В праздник всякий вечер ударим в гусли: запоет гудок девическим голосом, завизжат рожки. Учинится топот-хлопот, скаканье-плясанье. Зажиг от старосты пойдет: зачнет пудовыми сапожищами в половицы бухать, перстами щелкать, закружится…
У нас песни поют,
У нас гудки гудут,
Золотая труба трубит,
Переладец разговаривает…
За старостой стар и млад, — ажно ветер по избе. И Тимоша с ними. Только я заметил, глаза у него блестели и губы рдели по-особому. Утром он не встал. И зачал наш Тимошенька таять, как снег.
Я обниму его, реву над ним.
— Тимошенька, не спи! Во снах тебя смерть схватит…
Он рассмехнется:
— Ты не отдавай меня смерти-то.
Нет, не укараулил я Тимошеньку, не сохранил, не уберег от смерти…
За Тимошей еще трое товарищей повалились в той же тоске. Сам староста перед ними в гудок играл и кружился. Все артельные попеременно плясали, смешили недужных. На Афанасьев день, января восемнадцатого, они рассмеялись и встали. Только Тимошеньку моего не мог я рассмешить… Положили его на глядень, откуда море видать.
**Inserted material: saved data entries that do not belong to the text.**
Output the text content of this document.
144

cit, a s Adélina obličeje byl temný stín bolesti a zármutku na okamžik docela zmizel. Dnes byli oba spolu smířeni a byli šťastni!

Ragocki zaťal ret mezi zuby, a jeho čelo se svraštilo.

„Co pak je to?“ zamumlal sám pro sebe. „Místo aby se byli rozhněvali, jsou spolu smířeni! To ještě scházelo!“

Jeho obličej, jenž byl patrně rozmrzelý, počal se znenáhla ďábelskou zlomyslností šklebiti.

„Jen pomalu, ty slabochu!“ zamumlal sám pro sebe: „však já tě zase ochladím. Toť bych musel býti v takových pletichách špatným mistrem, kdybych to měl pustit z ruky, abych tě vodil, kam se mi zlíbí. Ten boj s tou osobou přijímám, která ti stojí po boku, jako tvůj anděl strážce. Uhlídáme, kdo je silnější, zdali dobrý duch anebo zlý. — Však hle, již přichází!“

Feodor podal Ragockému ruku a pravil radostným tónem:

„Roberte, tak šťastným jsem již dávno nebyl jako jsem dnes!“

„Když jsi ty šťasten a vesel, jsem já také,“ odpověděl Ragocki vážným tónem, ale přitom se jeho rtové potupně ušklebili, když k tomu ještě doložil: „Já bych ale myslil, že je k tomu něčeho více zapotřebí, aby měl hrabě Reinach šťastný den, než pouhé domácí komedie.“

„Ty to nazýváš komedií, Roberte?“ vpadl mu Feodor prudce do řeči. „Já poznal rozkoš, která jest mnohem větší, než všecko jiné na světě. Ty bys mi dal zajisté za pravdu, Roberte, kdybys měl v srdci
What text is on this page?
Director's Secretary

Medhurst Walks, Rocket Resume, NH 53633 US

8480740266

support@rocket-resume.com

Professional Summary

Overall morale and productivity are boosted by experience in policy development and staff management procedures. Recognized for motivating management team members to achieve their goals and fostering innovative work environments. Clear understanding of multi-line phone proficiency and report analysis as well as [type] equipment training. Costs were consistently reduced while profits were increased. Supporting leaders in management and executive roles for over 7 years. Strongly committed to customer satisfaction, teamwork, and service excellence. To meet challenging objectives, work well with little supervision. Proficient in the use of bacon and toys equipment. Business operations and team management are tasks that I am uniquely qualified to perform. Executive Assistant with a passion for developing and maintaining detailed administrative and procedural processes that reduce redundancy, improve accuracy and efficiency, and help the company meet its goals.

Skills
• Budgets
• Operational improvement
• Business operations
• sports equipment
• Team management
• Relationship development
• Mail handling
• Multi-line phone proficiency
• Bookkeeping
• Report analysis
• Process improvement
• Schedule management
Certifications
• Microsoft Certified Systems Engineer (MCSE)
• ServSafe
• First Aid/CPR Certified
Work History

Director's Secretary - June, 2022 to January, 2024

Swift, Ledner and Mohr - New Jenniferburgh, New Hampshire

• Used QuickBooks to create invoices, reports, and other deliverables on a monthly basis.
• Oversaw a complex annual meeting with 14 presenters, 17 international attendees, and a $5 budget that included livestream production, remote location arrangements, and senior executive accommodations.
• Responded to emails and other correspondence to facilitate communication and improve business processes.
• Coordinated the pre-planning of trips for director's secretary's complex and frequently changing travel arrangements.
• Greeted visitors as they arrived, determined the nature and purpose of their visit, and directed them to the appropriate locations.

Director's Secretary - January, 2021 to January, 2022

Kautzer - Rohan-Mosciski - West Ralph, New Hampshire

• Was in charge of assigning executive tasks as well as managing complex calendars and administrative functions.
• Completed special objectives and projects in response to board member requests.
Графитной плитой накрыли и начертали:
Спит Тимоша-горожанин,
Ждет трубы архангеловы.
На Афанасьев-от день первый свет показался над Новой Землей. В полдень заря зарумянилась. Мы и ночник погасили на часок. На Аксинью-полузимницу солнышко-батюшко как бы с красным фонариком прошло по горам.
В Сретенев день солнышка мы навидались. В полном лике оно над морем встало. Мы-то целовались, обнимались в охапку, по снегу катались, в землю кланялись солнцу-то красному:
— Здравствуй, отец наш родной, солнце пресветлое! При тебе теперь живы будем!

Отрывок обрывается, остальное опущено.